A top 10 hot Topic on every golf Course before/during/after a round is the hole location on the putting greens. The 'natural law of ego' causes the individual holding the putter to cast words of blame immediately at the hole location after a missed putt. Never mind the fact that there approach shot placement was poor, they read the green wrong or did a poor job with speed control... it is usually always the actual location of the cup that caused the miss.... A natural law I do not see changing anytime soon on golf courses everywhere. There is always a desirable location to be when your ball comes to rest on the putting green after your approach shot. It is up the player to figure out ball placement and gain that advantage over the course.
With those points disclosed I would like to address the actual process we go through when selecting hole locations during our morning course prep.
Priority Number 1
Keep it playable and don't put out any impossible hole locations.
Yes this is the first point we focus on every single time we are out placing the hole locations during morning prep. It is never our intention to upset anyone, we want everyone to have an enjoyable experience. We want happiness and not anger.
Priority Number 2
Move the hole location around so the wear is evenly distributed over the entire surface.
Turf takes time to heal after concentrated traffic occurs around a hole for a day or two, if quality is important all areas on a green must be utilized.
We actually keep a log folder that goes out every time with the set-up individual. The past positions are reviewed at each green so we can ensure the positions are being moved around properly. If the location is front it moves to middle, if its middle it moves to back, if its back it moves to front. The right-center-left is then based off past locations and ease of the location in relation to other locations on that given day.
Priority Number 3
Perfect plug replacement.
When replacing the plug it must be completed perfectly. High plugs will scalp off during the next mowing and cause unsightly rings, low plugs create a depression that will disrupt ball roll and over time turn into darker green rings as the turf growth thicker and longer in those areas. There is a process to plug replacement and it is not as easy as most think it is.
Priority Number 4
Make sure the cup is level so the flagstick rises up straightly.
This is achieved while sinking the hole cutter into the soil; one must be observant so the cutter is not going in at an angle. Only minor adjustments can be made with the cup to get the flagstick straight after the hole is cut, so it is important to get a straight hole cut with the hole cutter.
Priority Number 5
Avoid areas of damage or potential damage.
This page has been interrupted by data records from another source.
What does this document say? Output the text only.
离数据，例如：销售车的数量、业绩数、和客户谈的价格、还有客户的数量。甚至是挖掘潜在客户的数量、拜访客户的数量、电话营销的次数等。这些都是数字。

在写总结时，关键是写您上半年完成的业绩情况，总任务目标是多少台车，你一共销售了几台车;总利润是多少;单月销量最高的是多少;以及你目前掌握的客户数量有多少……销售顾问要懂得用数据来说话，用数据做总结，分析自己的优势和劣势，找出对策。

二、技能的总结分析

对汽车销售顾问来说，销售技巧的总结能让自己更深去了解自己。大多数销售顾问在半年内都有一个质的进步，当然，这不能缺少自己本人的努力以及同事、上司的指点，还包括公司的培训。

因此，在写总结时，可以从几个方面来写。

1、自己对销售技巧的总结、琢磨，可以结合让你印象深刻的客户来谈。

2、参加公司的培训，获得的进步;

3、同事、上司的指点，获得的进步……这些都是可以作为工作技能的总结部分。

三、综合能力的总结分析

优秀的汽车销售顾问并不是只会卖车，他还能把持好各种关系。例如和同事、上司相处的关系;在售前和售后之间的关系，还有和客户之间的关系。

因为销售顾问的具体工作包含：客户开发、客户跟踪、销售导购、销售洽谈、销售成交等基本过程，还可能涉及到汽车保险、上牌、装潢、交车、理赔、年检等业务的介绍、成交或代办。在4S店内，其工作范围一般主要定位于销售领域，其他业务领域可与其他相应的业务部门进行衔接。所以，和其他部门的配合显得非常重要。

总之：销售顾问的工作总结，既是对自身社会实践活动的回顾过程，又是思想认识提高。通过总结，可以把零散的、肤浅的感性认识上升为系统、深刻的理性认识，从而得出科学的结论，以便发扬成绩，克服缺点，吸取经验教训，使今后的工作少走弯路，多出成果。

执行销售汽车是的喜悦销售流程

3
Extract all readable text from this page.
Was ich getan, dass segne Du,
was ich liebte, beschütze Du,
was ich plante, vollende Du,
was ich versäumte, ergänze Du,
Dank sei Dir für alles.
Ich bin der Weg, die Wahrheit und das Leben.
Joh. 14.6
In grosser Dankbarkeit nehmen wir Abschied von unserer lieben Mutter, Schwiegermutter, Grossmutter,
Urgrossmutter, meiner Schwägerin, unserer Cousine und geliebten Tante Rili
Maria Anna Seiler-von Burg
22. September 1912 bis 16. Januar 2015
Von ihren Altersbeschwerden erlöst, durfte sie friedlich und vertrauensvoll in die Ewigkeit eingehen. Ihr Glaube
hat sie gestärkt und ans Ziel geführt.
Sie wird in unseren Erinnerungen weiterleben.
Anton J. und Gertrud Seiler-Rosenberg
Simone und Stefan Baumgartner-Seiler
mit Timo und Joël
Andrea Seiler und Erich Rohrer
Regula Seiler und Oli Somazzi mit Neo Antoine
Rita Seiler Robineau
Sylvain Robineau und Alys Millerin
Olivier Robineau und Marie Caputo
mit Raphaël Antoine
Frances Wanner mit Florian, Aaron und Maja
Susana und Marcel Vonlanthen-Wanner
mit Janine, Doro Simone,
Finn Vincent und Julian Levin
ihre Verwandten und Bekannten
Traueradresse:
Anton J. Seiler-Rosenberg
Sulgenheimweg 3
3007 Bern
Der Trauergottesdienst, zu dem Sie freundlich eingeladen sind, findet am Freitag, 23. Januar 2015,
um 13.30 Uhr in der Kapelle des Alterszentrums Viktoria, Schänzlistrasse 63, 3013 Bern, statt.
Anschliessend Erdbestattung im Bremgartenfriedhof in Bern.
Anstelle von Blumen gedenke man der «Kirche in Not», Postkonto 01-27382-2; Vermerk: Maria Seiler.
When selecting the location we want a healthy area of turf around the hole so perfect ball roll can be achieved by players and more putts can be made if putted properly.
We always try to avoid diseased locations, areas of turf wilt and damaged turf from equipment (like a hydraulic leak). Winter kill situations can severely limit our location selection but that is usually only for a limited time in the spring of the year. We also have to predict potential saturated conditions; if it is going to rain heavily we must avoid all low areas on the putting greens.
Everyday is a busy day here at the Marquette Golf Club so the goal is to create variety in hole locations every day in our set up; most easy but some interesting that take a little more thought and skill.
**Hole locations are changed 4-5 times a week during the peak playing season. During the shoulder seasons we base location changes on daily round numbers.